El grupo es la medicina, más de lo que esperaba
Antes pensaba que los ejercicios eran la parte importante. Importan, pero con los años he visto al grupo en sí hacer algo que yo nunca podría montar sola. La gente llega cargando la creencia callada de que lo que siente es demasiado, o raro, o solo suyo. Entonces otra persona lo dice en voz alta, y una sala entera lo reconoce.

Ese reconocimiento cuesta dártelo tú solo. Suele llegar a través de otras personas. Un participante lo describió como un abrazo de grupo enorme, y aunque no sea muy clínico, la verdad es que es bastante exacto. Te vas con herramientas, sí, pero también con el recuerdo sentido de haber sido acogido.

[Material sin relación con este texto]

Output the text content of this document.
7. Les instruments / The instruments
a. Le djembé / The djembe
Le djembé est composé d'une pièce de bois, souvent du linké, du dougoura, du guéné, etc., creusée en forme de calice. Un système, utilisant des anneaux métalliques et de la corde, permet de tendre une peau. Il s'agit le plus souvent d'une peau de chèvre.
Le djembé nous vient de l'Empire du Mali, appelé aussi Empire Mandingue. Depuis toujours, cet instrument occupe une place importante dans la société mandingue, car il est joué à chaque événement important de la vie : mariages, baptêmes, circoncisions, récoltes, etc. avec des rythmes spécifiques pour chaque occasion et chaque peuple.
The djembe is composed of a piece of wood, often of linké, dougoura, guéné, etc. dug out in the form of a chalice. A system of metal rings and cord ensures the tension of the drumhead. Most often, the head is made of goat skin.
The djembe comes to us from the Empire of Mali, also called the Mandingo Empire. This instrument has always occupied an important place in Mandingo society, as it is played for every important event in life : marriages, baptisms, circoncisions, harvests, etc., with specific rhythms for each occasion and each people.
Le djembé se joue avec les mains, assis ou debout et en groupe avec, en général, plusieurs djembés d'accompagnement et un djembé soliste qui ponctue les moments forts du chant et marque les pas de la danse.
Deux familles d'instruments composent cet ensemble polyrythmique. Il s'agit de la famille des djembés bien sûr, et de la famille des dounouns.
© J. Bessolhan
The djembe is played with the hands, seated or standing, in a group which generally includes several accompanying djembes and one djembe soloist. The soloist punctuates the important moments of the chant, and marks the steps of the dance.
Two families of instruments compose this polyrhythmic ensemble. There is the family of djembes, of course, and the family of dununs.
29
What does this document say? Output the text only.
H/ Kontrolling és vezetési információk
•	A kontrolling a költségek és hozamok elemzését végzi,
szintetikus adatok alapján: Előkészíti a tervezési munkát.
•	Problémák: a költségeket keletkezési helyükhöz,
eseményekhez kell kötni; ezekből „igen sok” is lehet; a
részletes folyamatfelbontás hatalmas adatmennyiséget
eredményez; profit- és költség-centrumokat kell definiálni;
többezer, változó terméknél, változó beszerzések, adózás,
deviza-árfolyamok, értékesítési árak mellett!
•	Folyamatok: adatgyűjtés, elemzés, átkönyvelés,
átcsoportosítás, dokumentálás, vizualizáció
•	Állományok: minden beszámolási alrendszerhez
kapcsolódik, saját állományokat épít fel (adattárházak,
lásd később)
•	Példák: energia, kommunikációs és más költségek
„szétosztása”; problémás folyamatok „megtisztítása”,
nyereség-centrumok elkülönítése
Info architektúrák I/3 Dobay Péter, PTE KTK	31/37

La gente suele preguntar qué pasa cuando el fin de semana termina, cuando cada uno vuelve a la misma vida que dejó. Es una pregunta justa. Un retiro no es una cura, y procuro no venderlo nunca como tal. Lo que sí puede hacer es darte un punto de referencia claro, una experiencia sentida de estar de otra manera a la que puedes volver. Aquí se movió algo, y tu cuerpo recuerda que se movió. Ese recuerdo se convierte en algo sobre lo que construir, ya sea que lo lleves adelante tú solo o que lo traigas después a una terapia continuada.
No hace falta estar listo
La gente me dice a menudo que tiene miedo de sentir demasiado, o que no tiene experiencia con este tipo de trabajo. Las dos cosas son del todo normales, y ninguna es motivo para quedarse fuera. Todo está pensado para acompañar a cada persona donde está. Si quieres ir más hondo, hay sitio para eso. Si necesitas ir con suavidad, también hay sitio para eso.
Lo que sí puedo prometer es un entorno que se toma en serio la seguridad, un grupo lo bastante pequeño para ser visto, y unos días fuera del tiempo de siempre para reconectar con algo tuyo. La comida es cálida, el entorno es tranquilo, y a nadie se le pide que actúe estar bien. Si eso te habla, me encantaría contarte más sobre el próximo. El miedo a sentir demasiado es uno de los motivos más comunes para posponerlo, y muchas veces la señal más clara de que quizá valga la pena hacerlo.